La qualità di un concerto non è in nessun modo determinata dai numeri. Allora cosa dovremmo pensare di chi non occupa le prime posizioni delle classifiche? O di chi passa la sua intera vita ad esibirsi con i propri pezzi di fronte a platee di poche decine di persone? Sono forse meno rispettabili di chi invece – cercando un tormentone stupido e senza creatività – sforna “hit” destinate all’oblio? Sapete cosa cambia davvero le regole del gioco? La completa corrispondenza di cuore tra chi è sul palco e chi, invece, decide di pagare un biglietto per assistere allo spettacolo.

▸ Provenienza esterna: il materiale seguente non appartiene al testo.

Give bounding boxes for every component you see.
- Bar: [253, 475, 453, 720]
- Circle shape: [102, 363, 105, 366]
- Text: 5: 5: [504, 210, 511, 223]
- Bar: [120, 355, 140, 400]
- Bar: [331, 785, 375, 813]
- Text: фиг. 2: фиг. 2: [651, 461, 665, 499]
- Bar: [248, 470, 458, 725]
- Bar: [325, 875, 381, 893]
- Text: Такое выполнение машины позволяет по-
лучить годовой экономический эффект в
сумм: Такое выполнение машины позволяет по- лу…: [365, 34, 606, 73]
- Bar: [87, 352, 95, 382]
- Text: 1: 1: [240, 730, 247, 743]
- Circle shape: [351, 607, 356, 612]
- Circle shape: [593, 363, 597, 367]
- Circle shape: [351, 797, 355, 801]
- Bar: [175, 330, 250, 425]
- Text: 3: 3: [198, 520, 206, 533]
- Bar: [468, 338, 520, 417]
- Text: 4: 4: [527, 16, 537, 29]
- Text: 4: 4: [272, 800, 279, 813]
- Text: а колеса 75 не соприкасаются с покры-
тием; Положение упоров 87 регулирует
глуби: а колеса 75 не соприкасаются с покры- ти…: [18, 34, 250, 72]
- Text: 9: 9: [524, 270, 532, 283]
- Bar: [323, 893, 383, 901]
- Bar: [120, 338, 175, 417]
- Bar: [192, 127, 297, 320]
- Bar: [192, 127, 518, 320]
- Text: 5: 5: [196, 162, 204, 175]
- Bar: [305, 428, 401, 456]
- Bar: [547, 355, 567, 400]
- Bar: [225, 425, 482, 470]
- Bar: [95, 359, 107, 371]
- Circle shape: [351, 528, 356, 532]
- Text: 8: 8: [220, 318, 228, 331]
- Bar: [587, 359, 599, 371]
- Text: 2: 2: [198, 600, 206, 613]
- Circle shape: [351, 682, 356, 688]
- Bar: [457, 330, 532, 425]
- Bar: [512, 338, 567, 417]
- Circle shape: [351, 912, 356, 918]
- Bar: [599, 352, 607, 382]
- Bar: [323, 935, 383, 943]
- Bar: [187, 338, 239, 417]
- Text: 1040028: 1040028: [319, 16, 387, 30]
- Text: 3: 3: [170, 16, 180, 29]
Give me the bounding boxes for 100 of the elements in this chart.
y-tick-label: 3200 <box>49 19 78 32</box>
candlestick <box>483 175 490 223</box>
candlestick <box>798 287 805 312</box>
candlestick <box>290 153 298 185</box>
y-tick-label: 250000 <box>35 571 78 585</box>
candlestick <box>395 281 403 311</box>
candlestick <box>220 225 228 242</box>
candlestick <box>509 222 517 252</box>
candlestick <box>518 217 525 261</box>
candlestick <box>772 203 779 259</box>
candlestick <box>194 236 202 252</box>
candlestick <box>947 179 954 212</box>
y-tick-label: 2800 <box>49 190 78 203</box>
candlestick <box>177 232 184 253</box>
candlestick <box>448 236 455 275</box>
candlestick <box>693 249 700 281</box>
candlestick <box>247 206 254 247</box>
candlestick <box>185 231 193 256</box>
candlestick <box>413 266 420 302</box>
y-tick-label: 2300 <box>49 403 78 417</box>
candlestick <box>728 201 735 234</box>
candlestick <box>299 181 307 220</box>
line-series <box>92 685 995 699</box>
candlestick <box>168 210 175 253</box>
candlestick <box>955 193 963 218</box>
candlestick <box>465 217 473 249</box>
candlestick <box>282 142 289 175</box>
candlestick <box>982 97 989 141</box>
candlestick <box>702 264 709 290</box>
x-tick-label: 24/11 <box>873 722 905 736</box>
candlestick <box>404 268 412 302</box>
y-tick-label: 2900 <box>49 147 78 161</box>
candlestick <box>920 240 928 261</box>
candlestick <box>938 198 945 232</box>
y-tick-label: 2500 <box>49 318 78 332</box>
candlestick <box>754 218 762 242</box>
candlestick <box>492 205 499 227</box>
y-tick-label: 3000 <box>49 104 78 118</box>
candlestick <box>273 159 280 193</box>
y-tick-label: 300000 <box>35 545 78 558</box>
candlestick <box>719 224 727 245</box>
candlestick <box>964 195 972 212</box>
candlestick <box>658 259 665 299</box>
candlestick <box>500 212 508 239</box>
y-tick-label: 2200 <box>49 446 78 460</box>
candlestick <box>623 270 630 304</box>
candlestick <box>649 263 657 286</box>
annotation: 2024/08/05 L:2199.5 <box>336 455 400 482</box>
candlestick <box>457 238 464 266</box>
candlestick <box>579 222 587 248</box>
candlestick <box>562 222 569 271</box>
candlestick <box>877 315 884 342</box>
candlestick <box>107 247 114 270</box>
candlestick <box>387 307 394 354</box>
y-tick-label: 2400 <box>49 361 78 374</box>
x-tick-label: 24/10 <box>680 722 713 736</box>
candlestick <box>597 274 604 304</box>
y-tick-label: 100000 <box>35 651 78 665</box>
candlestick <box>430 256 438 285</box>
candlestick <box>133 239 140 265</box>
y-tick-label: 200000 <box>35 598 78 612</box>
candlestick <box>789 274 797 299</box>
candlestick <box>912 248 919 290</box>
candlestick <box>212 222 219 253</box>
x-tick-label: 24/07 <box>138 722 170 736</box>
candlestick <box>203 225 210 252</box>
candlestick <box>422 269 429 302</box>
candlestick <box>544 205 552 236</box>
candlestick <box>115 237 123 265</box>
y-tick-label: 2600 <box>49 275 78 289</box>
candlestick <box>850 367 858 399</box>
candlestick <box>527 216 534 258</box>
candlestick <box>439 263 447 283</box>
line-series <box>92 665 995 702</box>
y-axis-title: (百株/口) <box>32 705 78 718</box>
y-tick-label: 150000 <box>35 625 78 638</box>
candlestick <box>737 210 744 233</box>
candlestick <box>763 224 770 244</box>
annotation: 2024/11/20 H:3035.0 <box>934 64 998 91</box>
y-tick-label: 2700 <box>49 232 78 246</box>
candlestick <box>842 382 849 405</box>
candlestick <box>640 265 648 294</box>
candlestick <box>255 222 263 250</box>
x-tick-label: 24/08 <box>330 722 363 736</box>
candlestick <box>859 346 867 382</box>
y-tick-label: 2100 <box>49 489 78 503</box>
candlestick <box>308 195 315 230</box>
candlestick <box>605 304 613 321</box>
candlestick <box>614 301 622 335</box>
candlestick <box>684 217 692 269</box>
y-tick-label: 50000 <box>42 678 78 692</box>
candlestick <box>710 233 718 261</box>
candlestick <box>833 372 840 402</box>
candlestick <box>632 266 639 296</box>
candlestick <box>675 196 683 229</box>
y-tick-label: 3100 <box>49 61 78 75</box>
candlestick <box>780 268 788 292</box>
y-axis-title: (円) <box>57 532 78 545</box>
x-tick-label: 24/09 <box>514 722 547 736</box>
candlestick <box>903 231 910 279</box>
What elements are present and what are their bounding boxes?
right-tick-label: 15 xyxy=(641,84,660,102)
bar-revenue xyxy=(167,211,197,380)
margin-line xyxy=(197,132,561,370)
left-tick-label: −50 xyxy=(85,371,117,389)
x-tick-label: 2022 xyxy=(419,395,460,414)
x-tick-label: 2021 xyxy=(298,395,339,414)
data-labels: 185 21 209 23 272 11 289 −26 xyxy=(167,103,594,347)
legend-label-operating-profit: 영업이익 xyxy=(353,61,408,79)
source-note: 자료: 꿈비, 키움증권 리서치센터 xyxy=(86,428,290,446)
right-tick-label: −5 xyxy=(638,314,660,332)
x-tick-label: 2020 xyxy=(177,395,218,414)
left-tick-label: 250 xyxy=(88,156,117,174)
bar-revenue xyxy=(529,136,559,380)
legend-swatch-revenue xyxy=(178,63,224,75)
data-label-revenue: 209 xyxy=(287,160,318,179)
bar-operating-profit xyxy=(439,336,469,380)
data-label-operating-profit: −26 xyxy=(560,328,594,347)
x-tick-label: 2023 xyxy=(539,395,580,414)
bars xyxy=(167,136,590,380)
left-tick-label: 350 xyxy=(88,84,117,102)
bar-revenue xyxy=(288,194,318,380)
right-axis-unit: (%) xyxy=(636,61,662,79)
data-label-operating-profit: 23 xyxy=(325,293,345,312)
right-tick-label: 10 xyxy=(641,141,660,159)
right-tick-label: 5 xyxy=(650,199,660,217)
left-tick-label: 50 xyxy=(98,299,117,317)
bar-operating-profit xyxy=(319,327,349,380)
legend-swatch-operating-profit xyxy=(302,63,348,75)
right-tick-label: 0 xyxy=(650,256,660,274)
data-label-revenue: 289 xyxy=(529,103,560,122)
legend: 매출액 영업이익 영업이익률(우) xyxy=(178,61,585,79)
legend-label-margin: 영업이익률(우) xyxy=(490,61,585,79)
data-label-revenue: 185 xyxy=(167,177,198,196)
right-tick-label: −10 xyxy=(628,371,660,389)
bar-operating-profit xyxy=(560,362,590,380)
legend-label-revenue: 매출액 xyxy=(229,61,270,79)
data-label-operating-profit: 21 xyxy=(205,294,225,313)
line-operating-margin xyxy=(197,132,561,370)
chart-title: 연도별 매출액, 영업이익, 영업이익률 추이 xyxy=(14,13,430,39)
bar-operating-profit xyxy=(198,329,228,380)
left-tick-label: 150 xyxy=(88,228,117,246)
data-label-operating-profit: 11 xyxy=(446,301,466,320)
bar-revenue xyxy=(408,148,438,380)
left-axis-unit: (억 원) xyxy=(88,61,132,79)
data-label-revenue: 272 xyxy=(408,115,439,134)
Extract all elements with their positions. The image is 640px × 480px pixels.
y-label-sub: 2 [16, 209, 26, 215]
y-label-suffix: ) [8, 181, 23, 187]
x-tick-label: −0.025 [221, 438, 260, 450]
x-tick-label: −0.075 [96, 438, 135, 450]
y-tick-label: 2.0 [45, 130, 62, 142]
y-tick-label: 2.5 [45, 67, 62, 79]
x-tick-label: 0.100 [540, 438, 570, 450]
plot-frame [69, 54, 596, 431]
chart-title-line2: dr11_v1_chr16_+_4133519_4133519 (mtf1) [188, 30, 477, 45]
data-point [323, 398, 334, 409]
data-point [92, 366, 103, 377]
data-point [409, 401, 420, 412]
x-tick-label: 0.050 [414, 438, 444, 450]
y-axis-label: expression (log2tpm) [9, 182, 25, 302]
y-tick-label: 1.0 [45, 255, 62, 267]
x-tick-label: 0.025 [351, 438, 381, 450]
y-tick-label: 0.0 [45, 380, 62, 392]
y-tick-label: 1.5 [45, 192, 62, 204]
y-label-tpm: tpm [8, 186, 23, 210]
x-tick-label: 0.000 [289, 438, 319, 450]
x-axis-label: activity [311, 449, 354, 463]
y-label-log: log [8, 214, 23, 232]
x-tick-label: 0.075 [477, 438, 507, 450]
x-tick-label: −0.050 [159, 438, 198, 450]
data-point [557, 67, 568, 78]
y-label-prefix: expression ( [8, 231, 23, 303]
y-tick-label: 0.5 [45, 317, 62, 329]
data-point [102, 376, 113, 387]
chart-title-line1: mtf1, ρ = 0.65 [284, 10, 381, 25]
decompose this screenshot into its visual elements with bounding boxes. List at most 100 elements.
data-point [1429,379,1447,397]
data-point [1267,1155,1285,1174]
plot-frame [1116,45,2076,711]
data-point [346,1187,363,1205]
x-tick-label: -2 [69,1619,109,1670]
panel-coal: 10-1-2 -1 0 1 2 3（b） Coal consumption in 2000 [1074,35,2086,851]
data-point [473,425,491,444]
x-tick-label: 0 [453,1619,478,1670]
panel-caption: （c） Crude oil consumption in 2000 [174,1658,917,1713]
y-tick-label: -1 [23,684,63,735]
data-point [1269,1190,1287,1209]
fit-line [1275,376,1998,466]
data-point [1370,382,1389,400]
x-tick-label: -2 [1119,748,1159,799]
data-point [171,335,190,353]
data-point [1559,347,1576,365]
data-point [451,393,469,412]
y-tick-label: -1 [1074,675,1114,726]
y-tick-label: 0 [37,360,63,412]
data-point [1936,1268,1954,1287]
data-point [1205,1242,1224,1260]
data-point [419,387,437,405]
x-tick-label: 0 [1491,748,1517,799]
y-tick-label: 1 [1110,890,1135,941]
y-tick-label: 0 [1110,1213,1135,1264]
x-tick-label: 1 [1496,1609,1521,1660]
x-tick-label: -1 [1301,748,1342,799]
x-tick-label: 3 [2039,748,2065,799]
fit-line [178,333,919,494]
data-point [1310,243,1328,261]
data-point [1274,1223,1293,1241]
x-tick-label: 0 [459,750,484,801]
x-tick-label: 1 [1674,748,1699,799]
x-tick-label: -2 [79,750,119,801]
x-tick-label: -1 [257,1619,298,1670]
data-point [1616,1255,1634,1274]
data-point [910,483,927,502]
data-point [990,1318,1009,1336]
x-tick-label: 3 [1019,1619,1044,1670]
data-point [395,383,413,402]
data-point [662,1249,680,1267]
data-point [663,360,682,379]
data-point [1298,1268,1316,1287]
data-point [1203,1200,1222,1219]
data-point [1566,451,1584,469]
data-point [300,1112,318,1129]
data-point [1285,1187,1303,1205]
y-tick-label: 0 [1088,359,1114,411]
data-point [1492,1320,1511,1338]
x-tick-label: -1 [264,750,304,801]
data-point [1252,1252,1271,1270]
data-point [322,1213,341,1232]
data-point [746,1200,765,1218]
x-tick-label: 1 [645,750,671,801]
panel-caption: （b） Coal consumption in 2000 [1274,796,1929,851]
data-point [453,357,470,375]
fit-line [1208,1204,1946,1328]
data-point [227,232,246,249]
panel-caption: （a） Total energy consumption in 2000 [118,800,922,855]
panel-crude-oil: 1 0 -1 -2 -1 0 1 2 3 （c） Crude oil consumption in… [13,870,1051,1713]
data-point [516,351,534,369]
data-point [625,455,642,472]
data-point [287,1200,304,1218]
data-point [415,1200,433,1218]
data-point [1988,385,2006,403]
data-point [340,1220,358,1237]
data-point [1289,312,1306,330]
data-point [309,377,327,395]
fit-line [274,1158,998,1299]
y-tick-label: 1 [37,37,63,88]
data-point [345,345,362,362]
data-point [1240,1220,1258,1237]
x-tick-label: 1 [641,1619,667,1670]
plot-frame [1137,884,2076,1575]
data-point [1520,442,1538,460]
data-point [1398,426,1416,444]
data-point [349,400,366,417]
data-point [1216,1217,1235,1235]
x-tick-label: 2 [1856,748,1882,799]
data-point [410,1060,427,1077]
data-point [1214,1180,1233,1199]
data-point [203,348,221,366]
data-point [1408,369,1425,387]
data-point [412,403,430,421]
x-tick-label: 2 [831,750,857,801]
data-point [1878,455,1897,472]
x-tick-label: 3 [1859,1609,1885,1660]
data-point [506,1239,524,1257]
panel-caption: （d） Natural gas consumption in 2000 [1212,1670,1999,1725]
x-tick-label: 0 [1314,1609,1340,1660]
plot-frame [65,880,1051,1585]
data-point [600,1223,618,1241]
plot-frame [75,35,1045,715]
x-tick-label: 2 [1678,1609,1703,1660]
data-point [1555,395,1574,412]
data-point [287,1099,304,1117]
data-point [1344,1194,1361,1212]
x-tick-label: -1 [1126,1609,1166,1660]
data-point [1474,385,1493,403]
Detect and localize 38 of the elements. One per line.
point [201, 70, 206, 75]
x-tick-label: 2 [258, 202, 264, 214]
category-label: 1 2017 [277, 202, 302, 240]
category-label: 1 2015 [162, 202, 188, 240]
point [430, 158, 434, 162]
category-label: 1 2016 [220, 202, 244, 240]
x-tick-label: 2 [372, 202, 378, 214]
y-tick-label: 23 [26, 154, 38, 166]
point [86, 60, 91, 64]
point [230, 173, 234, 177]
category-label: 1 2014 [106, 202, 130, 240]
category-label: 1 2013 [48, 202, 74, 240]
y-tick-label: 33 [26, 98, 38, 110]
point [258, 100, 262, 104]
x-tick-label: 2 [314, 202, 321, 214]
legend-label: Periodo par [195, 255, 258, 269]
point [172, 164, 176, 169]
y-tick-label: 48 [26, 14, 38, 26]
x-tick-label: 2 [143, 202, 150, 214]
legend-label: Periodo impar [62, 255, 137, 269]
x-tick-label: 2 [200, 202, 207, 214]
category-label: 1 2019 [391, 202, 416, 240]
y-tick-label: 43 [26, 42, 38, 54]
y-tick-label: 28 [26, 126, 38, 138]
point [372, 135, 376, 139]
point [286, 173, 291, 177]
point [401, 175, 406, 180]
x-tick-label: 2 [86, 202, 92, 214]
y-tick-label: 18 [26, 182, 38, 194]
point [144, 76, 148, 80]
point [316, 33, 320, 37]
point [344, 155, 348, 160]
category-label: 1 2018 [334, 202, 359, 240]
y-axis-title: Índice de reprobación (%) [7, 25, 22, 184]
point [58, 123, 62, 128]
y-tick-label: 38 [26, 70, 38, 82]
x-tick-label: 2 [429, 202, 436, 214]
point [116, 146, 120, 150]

Questo discorso vi sembrerà retorico. Vi assicuro: non lo vuole essere. Vuole semplicemente riportare al motivo per cui un artista (artista!) fa musica. E, sì, se alcune date di un tour negli stadi non riescono a vendere abbastanza, allora, certamente, ci sono dei problemi. Che vedono a parer mio differenti responsabilità. Un esempio? I biglietti del tour di Liga sono stati messi in vendita a fine gennaio, tardi rispetto agli altri tour estivi negli stadi: Vasco ha aperto le vendite a novembre 2018, Laura Pausini e Biagio Antonacci a inizio dicembre. Insomma: ci sono più fattori da guardare prima di gridare al flop e, in ogni caso, se i numeri non sono enormi, forse un tour negli stadi risulta una scelta ambiziosa, poco aderente alla realtà dei fatti. Poco importa. Basta rendersene conto.
Questo non vuole essere in nessun modo una giustificazione di un inizio tour che, a livello di numeri, non ha obiettivamente soddisfatto le aspettative del rocker e del suo entourage (fosse l’unico big che fa fatica a riempire gli stadi…). Ma vuole semplicemente essere una proposta a tutti di guardare un po’ più in alto.
Ieri, pieno delle polemiche e dei discorsi degli addetti ai lavori («Ligabue è finito», «Ormai nessuno riempie gli stadi, le canzoni di Ligabue sono tutte uguali e nessuno più lo segue», ecc), mi sono seduto nella mia postazione. E ho visto una cosa: uno stadio pienissimo. E uno spettacolo che ha mantenuto un coinvolgimento totale con il pubblico per oltre due ore.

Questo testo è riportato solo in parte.